Reply to letter re paper “Methanol and ethylene glycol acute poisonings—predictors of mortality”

Page 226 | Received 12 Jan 2012, Accepted 12 Jan 2012, Published online: 10 Feb 2012

To the Editor:

We are grateful for the interest in our paper “Methanol and ethylene glycol acute poisonings—predictors of mortality.” I have looked over the four papers cited in detail to reassess why they were not originally included.

The paper by Naraqi S et al. published in Aust NZ J Med (1979;9:65–68) contained pH data, but no anion gap or osmolal gap data. It was deemed unsuitable as individual patient data were not reported, some pH data were post treatment with bicarbonate, and there was ingestion of ethanol prior to poisoning in some patients—where ethanol is protective and acts as “treatment.”

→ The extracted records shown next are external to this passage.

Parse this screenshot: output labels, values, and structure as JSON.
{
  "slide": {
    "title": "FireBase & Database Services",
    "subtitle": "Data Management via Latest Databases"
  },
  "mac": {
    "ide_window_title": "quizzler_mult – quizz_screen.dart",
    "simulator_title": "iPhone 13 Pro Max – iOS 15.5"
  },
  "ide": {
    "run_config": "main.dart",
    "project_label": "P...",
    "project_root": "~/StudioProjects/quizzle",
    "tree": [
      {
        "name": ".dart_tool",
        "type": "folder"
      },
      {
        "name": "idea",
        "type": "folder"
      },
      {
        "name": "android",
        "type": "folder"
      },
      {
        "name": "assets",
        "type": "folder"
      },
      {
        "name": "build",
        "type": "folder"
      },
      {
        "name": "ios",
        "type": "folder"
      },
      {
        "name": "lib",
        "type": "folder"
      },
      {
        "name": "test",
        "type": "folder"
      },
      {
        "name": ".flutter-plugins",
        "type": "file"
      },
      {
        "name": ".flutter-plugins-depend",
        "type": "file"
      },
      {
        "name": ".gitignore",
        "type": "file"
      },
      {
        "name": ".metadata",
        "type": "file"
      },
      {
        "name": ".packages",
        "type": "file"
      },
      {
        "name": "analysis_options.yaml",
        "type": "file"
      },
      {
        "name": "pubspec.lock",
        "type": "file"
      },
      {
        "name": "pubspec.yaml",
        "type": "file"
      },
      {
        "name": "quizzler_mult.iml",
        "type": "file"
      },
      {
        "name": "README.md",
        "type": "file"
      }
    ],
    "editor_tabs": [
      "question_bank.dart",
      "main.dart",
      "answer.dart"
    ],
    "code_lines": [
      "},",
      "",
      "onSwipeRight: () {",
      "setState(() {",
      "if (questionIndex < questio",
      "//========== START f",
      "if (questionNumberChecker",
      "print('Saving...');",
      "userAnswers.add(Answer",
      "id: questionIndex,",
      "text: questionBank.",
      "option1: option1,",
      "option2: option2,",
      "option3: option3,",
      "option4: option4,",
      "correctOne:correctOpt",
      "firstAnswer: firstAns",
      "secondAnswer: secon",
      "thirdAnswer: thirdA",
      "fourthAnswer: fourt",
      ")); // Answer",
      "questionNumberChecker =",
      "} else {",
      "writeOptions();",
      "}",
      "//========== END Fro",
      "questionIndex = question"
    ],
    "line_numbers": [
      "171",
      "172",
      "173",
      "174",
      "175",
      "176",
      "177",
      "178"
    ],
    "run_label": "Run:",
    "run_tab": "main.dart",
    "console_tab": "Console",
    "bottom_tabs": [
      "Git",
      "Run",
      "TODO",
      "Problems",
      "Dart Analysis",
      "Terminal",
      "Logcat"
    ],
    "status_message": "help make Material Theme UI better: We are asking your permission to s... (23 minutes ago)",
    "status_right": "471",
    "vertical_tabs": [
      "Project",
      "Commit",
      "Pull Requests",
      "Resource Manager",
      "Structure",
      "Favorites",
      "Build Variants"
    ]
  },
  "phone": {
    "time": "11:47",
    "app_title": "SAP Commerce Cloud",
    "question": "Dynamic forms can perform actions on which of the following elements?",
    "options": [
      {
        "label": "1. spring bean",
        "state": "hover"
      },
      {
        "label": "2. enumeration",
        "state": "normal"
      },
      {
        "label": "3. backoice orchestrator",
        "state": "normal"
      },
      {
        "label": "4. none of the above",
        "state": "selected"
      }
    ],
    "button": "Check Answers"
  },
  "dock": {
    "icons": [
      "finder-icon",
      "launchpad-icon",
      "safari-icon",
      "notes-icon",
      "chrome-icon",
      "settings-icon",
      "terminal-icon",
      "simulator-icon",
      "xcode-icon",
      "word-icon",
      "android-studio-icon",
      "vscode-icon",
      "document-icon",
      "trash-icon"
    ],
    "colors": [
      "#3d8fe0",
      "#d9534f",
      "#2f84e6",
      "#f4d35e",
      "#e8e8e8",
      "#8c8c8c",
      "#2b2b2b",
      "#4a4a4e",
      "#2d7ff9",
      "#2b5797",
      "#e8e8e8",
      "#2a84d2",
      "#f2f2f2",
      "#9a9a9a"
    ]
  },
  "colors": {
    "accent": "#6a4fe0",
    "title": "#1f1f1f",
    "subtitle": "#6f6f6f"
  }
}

The paper by Sanaei-Zadeh et al. published in J Med Toxicol (2011;7:189–194) assessed blood glucose and only reported mean and range data for pH measurements, with no data on anion gap or osmolal gap. It was also unsuitable due to the lack of individual data presented; additionally, the age ranged from 10 years of age and our inclusion criterion was restricted to adults (children less than 16 years were excluded).

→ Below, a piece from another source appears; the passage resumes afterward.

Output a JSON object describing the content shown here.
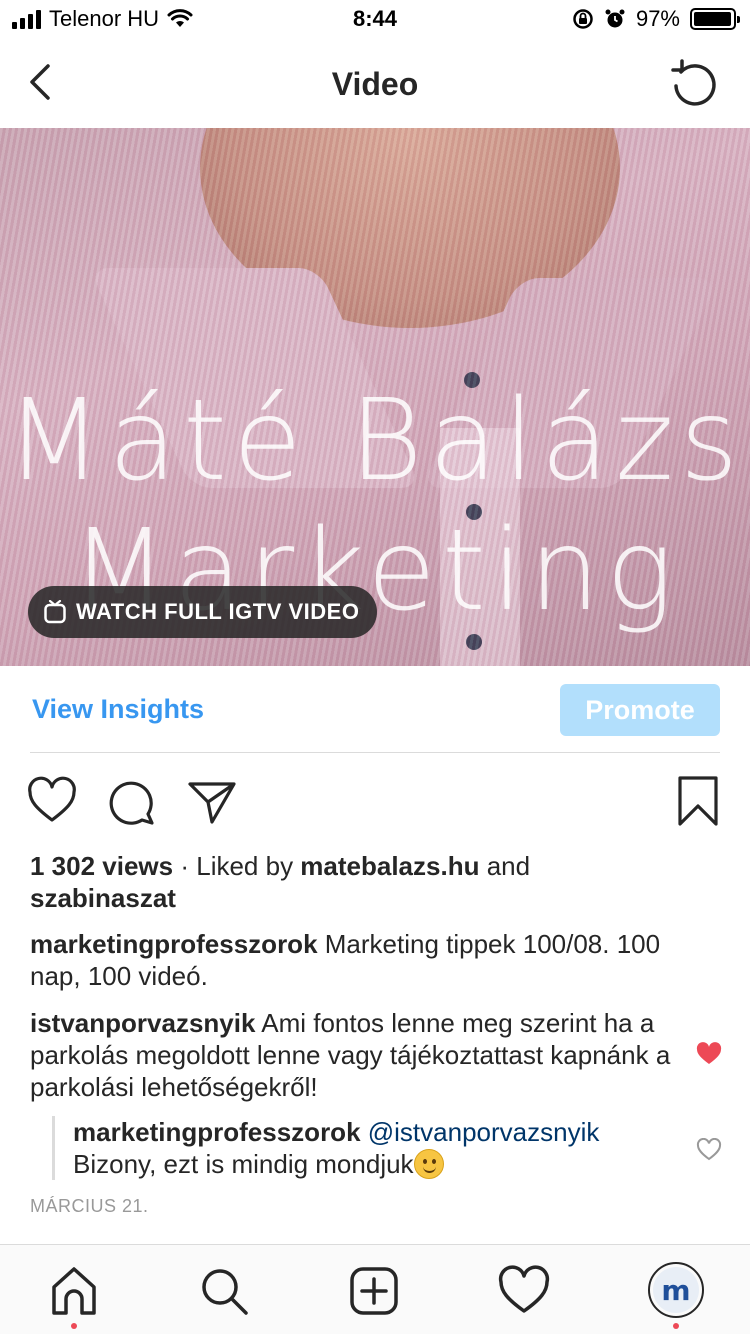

The paper by Paasma et al. published in Clin Toxicol (Phila) (2007;45:152–157) reported pH data, but again no anion gap or osmolal gap data. It too was unsuitable due to the lack of individual patient data, and also again the lowest age category (< 30years) could not be guaranteed to exclude children.

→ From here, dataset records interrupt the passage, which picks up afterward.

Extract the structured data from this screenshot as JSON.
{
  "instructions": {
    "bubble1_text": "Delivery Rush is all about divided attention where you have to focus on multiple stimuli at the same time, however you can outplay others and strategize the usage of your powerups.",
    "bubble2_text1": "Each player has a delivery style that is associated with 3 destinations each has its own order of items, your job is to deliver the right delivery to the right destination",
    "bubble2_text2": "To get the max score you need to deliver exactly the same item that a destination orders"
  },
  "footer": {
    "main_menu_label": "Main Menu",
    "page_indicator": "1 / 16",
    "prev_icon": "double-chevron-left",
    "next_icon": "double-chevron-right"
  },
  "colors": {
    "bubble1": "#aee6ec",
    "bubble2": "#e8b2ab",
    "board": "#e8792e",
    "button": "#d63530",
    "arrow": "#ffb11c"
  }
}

The paper by Hovda et al. published in J Intern Med (2005;258: 181–190) did report individual data for the 51 patients followed and did report pH, anion gap, and osmolal gap data. However, some of these patients received ethanol treatment prior to the pH, anion gap, and osmolal gap data being collected; hence, they were excluded from our study. On re-examining this paper, the 10 patients to whom this applied were identified, so the others may have been able to be included. However, the discussion in this paper does question whether these patients were also alcoholics and whether co-ingestion of ethanol with methanol also occurred—again this would have acted as “treatment.”

In light of this, we do feel our analysis was appropriate. In our inclusion criteria, we may have been better to state that “reports of poisonings with methanol and ethylene glycol were extracted from the literature reports which reported individual patient data on at least one of the three biomarkers: osmolal gap, anion gap and arterial blood pH.” We would also like to emphasize that these four papers mentioned looked at methanol poisoning for which the three biomarkers behave in a predictable manner. The purpose of our paper was to compare this to the case for ethylene glycol—where it is less clear how the biomarkers should be interpreted. Thus, we are satisfied that we have not missed out any cases that could have been included, so we do not feel that our conclusions are questionable. We would be happy to reassess these conclusions if data on these biomarkers, for both methanol and ethylene glycol, did become available in the future.